I'm sorry, I'm not following this at all. When you say "better candidates are exponentially more likely to pass the filter", we're still are talking about a metric, yes? A metric that can be optimized? Why would switching from a hard cutoff to some sort of stochastic filter weighted by this metric discourage optimization?
1. Optimizing for generally applicable skills that the metric is trying to measure.
2. Optimizing adversarially to hill-climb the metric.

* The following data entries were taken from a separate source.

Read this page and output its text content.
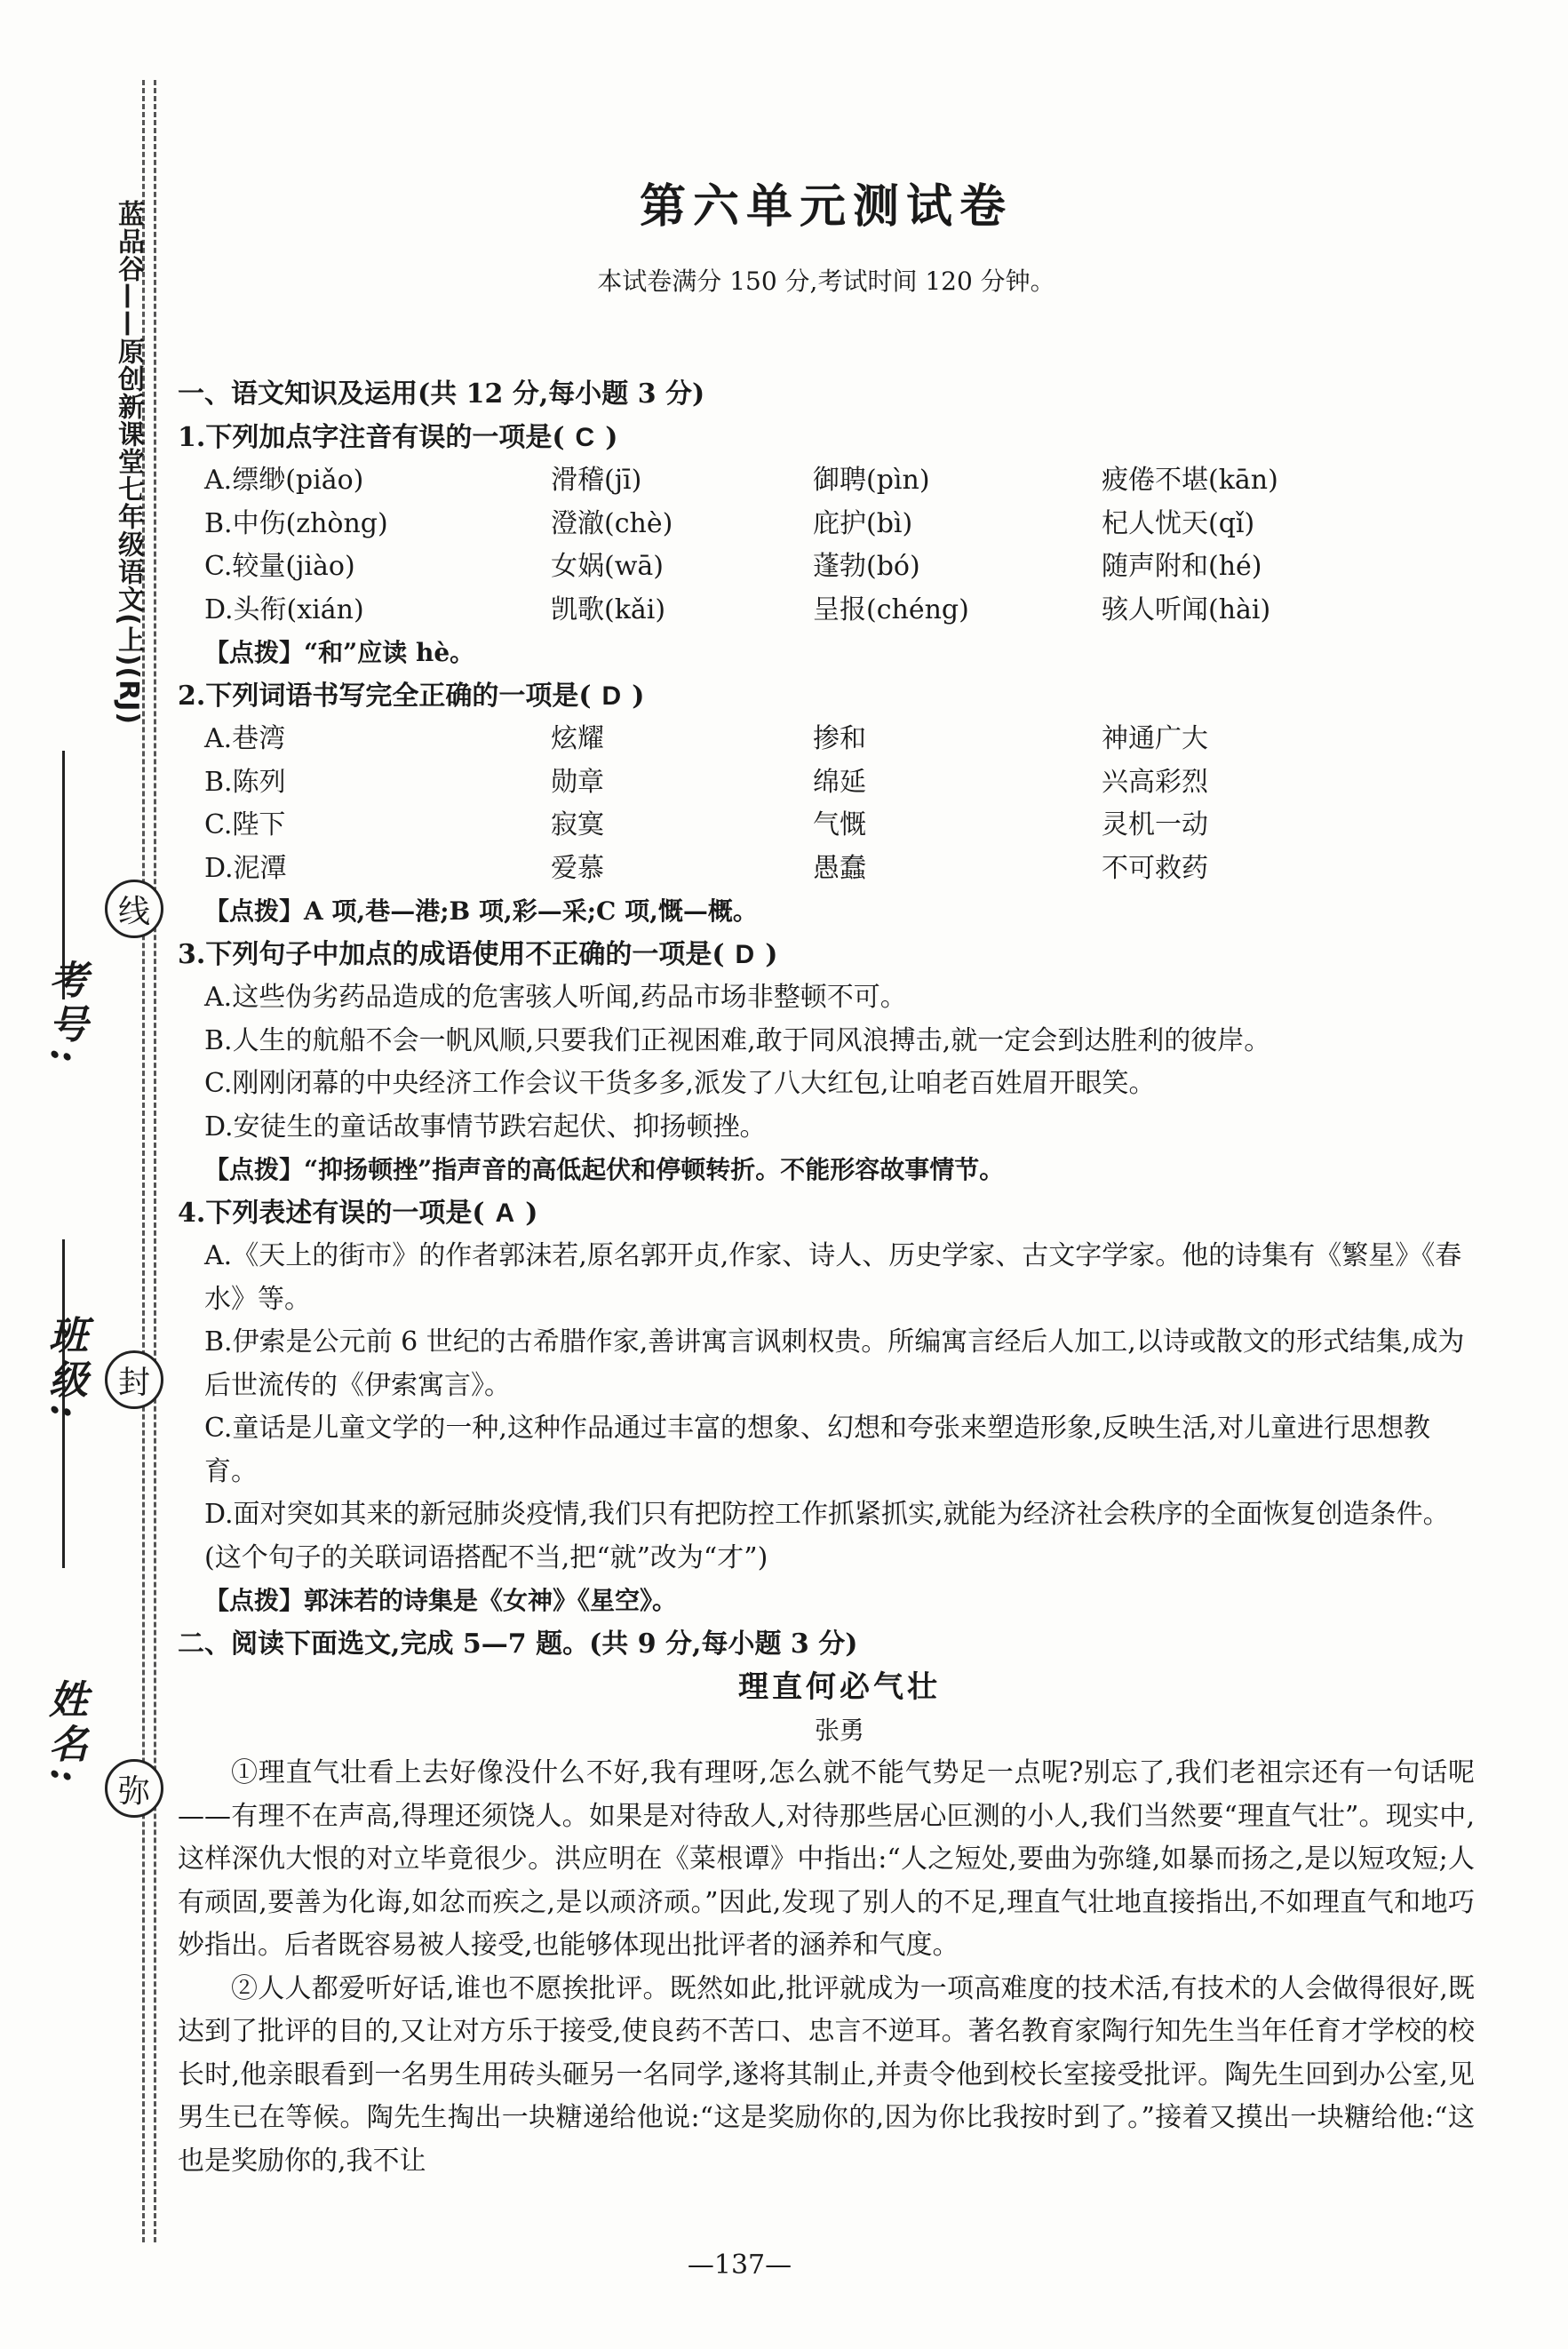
蓝品谷——原创新课堂七年级语文(上)(RJ)
姓名:
班级:
考号:
弥
封
线
第六单元测试卷
本试卷满分 150 分,考试时间 120 分钟。
一、语文知识及运用(共 12 分,每小题 3 分)
1.下列加点字注音有误的一项是( C )
A.缥缈(piǎo)	滑稽(jī)	御聘(pìn)	疲倦不堪(kān)
B.中伤(zhòng)	澄澈(chè)	庇护(bì)	杞人忧天(qǐ)
C.较量(jiào)	女娲(wā)	蓬勃(bó)	随声附和(hé)
D.头衔(xián)	凯歌(kǎi)	呈报(chéng)	骇人听闻(hài)
【点拨】“和”应读 hè。
2.下列词语书写完全正确的一项是( D )
A.巷湾	炫耀	掺和	神通广大
B.陈列	勋章	绵延	兴高彩烈
C.陛下	寂寞	气慨	灵机一动
D.泥潭	爱慕	愚蠢	不可救药
【点拨】A 项,巷—港;B 项,彩—采;C 项,慨—概。
3.下列句子中加点的成语使用不正确的一项是( D )
A.这些伪劣药品造成的危害骇人听闻,药品市场非整顿不可。
B.人生的航船不会一帆风顺,只要我们正视困难,敢于同风浪搏击,就一定会到达胜利的彼岸。
C.刚刚闭幕的中央经济工作会议干货多多,派发了八大红包,让咱老百姓眉开眼笑。
D.安徒生的童话故事情节跌宕起伏、抑扬顿挫。
【点拨】“抑扬顿挫”指声音的高低起伏和停顿转折。不能形容故事情节。
4.下列表述有误的一项是( A )
A.《天上的街市》的作者郭沫若,原名郭开贞,作家、诗人、历史学家、古文字学家。他的诗集有《繁星》《春水》等。
B.伊索是公元前 6 世纪的古希腊作家,善讲寓言讽刺权贵。所编寓言经后人加工,以诗或散文的形式结集,成为后世流传的《伊索寓言》。
C.童话是儿童文学的一种,这种作品通过丰富的想象、幻想和夸张来塑造形象,反映生活,对儿童进行思想教育。
D.面对突如其来的新冠肺炎疫情,我们只有把防控工作抓紧抓实,就能为经济社会秩序的全面恢复创造条件。(这个句子的关联词语搭配不当,把“就”改为“才”)
【点拨】郭沫若的诗集是《女神》《星空》。
二、阅读下面选文,完成 5—7 题。(共 9 分,每小题 3 分)
理直何必气壮
张勇
①理直气壮看上去好像没什么不好,我有理呀,怎么就不能气势足一点呢?别忘了,我们老祖宗还有一句话呢——有理不在声高,得理还须饶人。如果是对待敌人,对待那些居心叵测的小人,我们当然要“理直气壮”。现实中,这样深仇大恨的对立毕竟很少。洪应明在《菜根谭》中指出:“人之短处,要曲为弥缝,如暴而扬之,是以短攻短;人有顽固,要善为化诲,如忿而疾之,是以顽济顽。”因此,发现了别人的不足,理直气壮地直接指出,不如理直气和地巧妙指出。后者既容易被人接受,也能够体现出批评者的涵养和气度。
②人人都爱听好话,谁也不愿挨批评。既然如此,批评就成为一项高难度的技术活,有技术的人会做得很好,既达到了批评的目的,又让对方乐于接受,使良药不苦口、忠言不逆耳。著名教育家陶行知先生当年任育才学校的校长时,他亲眼看到一名男生用砖头砸另一名同学,遂将其制止,并责令他到校长室接受批评。陶先生回到办公室,见男生已在等候。陶先生掏出一块糖递给他说:“这是奖励你的,因为你比我按时到了。”接着又摸出一块糖给他:“这也是奖励你的,我不让
—137—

You want candidates to do (1) and not (2). You can make them agnostic to the second by setting
d(expected gain)/d(opportunity cost) = 0
==>
expected gain \propto opportunity cost
It is the case that most metrics are logarithmic: it takes just as much effort to decrease one bit of error as the next bit. So log(score) \propto (opportunity cost) \propto expected gain
Thus, for them to be agnostic, you should filter candidates proportional to their log-score on the metric (where 0 is a perfect score). Because generally applicable skills are generally applicable, they will still benefit from improving those, they just no longer benefit from adversarial optimization, unless your score function looks very similar to others who have not adopted this filtering process.The issue with a hard cutoff is that people near the boundary are extremely incentivized to adversarially optimize, as it is usually cheaper than working on generally applicable skills and actually pays off for them. You see this phenomenon on AoPS where (esp. Californian) students talk about grinding for MATHCOUNTS instead of learning calculus.
That suggests determinism though.
I mean I agree with you overall. Either humans decision making is a system so complex it appears non-deterministic, or it is deterministic. Practically speaking, we are non-deterministic.
Let's not conflate non-deterministic with inaccurate though. Non-deterministic systems can be 100% accurate. https://en.wikipedia.org/wiki/Las_Vegas_algorithm
Implicit bias theory sparked a massive number of studies that suggested everything influenced you from the color of the room, to what the person said to you before entering.
It’s been really hard to replicate and the conclusions that have been drawn are contradictory.
To contextualize this insight in your post and basically just repeat what you are saying: The mistake is not using a non-deterministic system. The mistake could be, in some sense, using it too little. Re-evaluating the same resume 5 times and seeing a high variance in scores is a more useful signal than evaluating it once.